Changing the color modes

Releasing the clipping mask in Ai and copy+paste into photoshop on a new document

Scanning on different color modes

Scanned at different formats

Merging the art onto a blank layer

Making 72dpi at the resampled size

Changed the bit depth from 8 to 16

Changed the opening format from pages to images

and probably a bunch of other things that I can't remember

 

Basically, nothing I do will allow me to make adjustments to the scanned images at 300dpi or equivilent.

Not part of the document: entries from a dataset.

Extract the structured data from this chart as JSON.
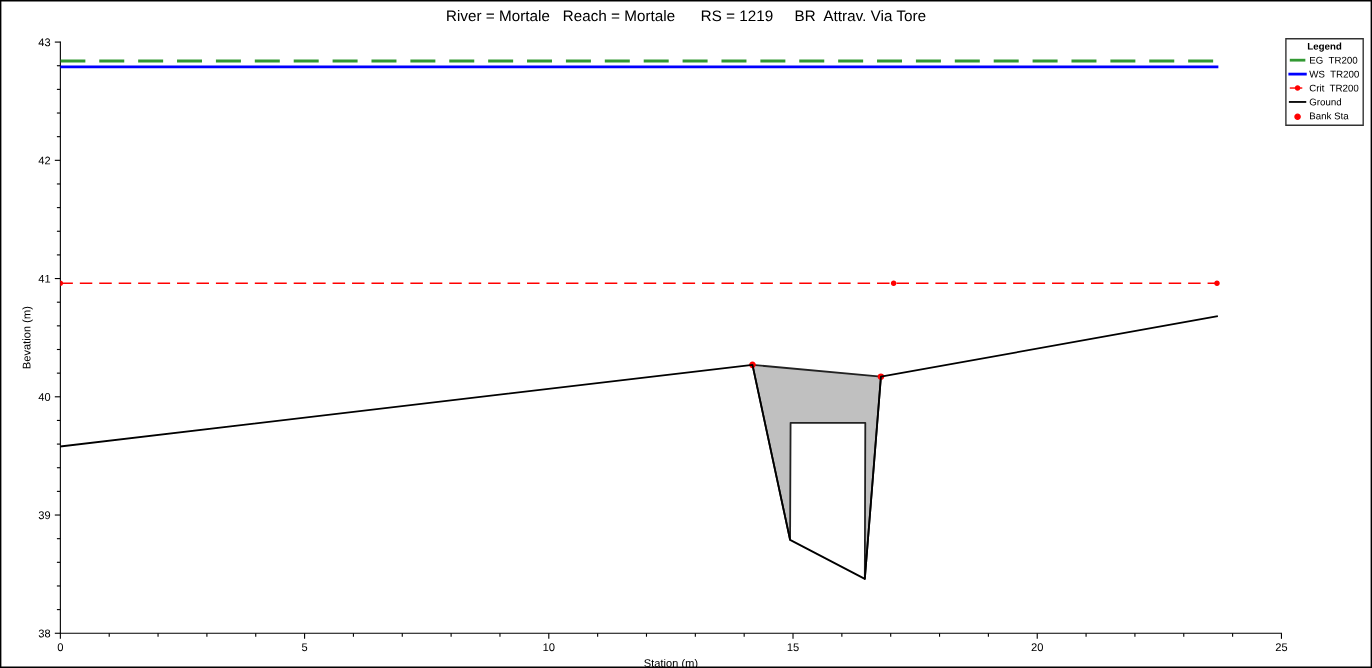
{
  "chart_data": {
    "type": "line",
    "title": "River = Mortale   Reach = Mortale      RS = 1219     BR  Attrav. Via Tore",
    "xlabel": "Station (m)",
    "ylabel": "Bevation (m)",
    "legend_title": "Legend",
    "legend": "top right",
    "grid": false,
    "xlim": [
      0,
      25
    ],
    "ylim": [
      38,
      43
    ],
    "xticks": [
      0,
      {
        "value": 1,
        "label": null
      },
      {
        "value": 2,
        "label": null
      },
      {
        "value": 3,
        "label": null
      },
      {
        "value": 4,
        "label": null
      },
      5,
      {
        "value": 6,
        "label": null
      },
      {
        "value": 7,
        "label": null
      },
      {
        "value": 8,
        "label": null
      },
      {
        "value": 9,
        "label": null
      },
      10,
      {
        "value": 11,
        "label": null
      },
      {
        "value": 12,
        "label": null
      },
      {
        "value": 13,
        "label": null
      },
      {
        "value": 14,
        "label": null
      },
      15,
      {
        "value": 16,
        "label": null
      },
      {
        "value": 17,
        "label": null
      },
      {
        "value": 18,
        "label": null
      },
      {
        "value": 19,
        "label": null
      },
      20,
      {
        "value": 21,
        "label": null
      },
      {
        "value": 22,
        "label": null
      },
      {
        "value": 23,
        "label": null
      },
      {
        "value": 24,
        "label": null
      },
      25
    ],
    "yticks": [
      38,
      {
        "value": 38.2,
        "label": null
      },
      {
        "value": 38.4,
        "label": null
      },
      {
        "value": 38.6,
        "label": null
      },
      {
        "value": 38.8,
        "label": null
      },
      39,
      {
        "value": 39.2,
        "label": null
      },
      {
        "value": 39.4,
        "label": null
      },
      {
        "value": 39.6,
        "label": null
      },
      {
        "value": 39.8,
        "label": null
      },
      40,
      {
        "value": 40.2,
        "label": null
      },
      {
        "value": 40.4,
        "label": null
      },
      {
        "value": 40.6,
        "label": null
      },
      {
        "value": 40.8,
        "label": null
      },
      41,
      {
        "value": 41.2,
        "label": null
      },
      {
        "value": 41.4,
        "label": null
      },
      {
        "value": 41.6,
        "label": null
      },
      {
        "value": 41.8,
        "label": null
      },
      42,
      {
        "value": 42.2,
        "label": null
      },
      {
        "value": 42.4,
        "label": null
      },
      {
        "value": 42.6,
        "label": null
      },
      {
        "value": 42.8,
        "label": null
      },
      43
    ],
    "series": [
      {
        "type": "area",
        "color": "#c0c0c0",
        "line_style": "solid",
        "x": [
          14.17,
          16.8,
          16.47,
          16.48,
          14.95,
          14.94
        ],
        "values": [
          40.27,
          40.17,
          38.46,
          39.78,
          39.78,
          38.79
        ]
      },
      {
        "name": "EG  TR200",
        "color": "#339933",
        "line_style": "dashed",
        "marker": "none",
        "x": [
          0,
          23.68
        ],
        "values": [
          42.84,
          42.84
        ]
      },
      {
        "name": "WS  TR200",
        "color": "#0000ff",
        "line_style": "solid",
        "marker": "none",
        "x": [
          0,
          23.68
        ],
        "values": [
          42.79,
          42.79
        ]
      },
      {
        "name": "Crit  TR200",
        "color": "#ff0000",
        "line_style": "dashed",
        "marker": "circle",
        "x": [
          0,
          17.06,
          23.68
        ],
        "values": [
          40.96,
          40.96,
          40.96
        ]
      },
      {
        "name": "Ground",
        "color": "#000000",
        "line_style": "solid",
        "marker": "none",
        "x": [
          0,
          14.17,
          14.94,
          16.47,
          16.8,
          23.68
        ],
        "values": [
          39.58,
          40.27,
          38.79,
          38.46,
          40.17,
          40.68
        ]
      },
      {
        "name": "Bank Sta",
        "type": "scatter",
        "color": "#ff0000",
        "marker": "circle",
        "x": [
          14.17,
          16.8
        ],
        "values": [
          40.27,
          40.17
        ]
      }
    ]
  }
}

I'm at a loss. Can someone at least tell me WHY scanned documents are not able to be adjusted? This is really frustrating.

 

 

 

 

This topic has been closed for replies.
Correct answer Robin Sh

Yes, they are screenprint separations. But you did give me a clue! When I zoomed in on the PDF it looked even more clearly like a bitmap image and the adjustments didn't show at all. So I tried it with my grayscale TIFF scan and it did take! It just didn't seem like it because it did not hold the adjustment as much as it showed on the preview (i.e., adjustment is very light, when I press OK it goes darker again but not as dark as the orginal) which is weird but at least now I can make adjustments. Thanks for that little clue, at least now I can work with it. Thank you!

2 replies

D Fosse
Community Expert
Community Expert
January 31, 2020

View at 100% before committing the adjustment!

 

This is obviously line art, or images with a halftone screen (dots).

 

Adjustment previews are calculated based on the on-screen zoom ratio, for performance reasons. This means you see a preview based on a downsampled and softened version. All those halftone dots get blurred to a middle tone, and the adjustment seems to have an effect. But it doesn't on the full data.

 

Tonal adjustments have no effect on pixel values that are either 0 (black) or 255 (white).

 

Always view at 100% to judge previews.

Robin ShAuthorCorrect answer
Participant
January 31, 2020

Yes, they are screenprint separations. But you did give me a clue! When I zoomed in on the PDF it looked even more clearly like a bitmap image and the adjustments didn't show at all. So I tried it with my grayscale TIFF scan and it did take! It just didn't seem like it because it did not hold the adjustment as much as it showed on the preview (i.e., adjustment is very light, when I press OK it goes darker again but not as dark as the orginal) which is weird but at least now I can make adjustments. Thanks for that little clue, at least now I can work with it. Thank you!

Bojan Živković11378569
Community Expert
Community Expert
January 31, 2020

Digital image is digital image regardless of the way it is created. There is nothing wrong with pixel per inch resolution it will not affect anything inside Photoshop. Can you post some screenshot with panels and entire screen in Photoshop visible? I am a bit confused here what is really going on. Problem has nothing to do with fact that image is created using scaner.

Robin ShAuthor
Participant
January 31, 2020

I figured it out. I figured it had to be something about the scan settings.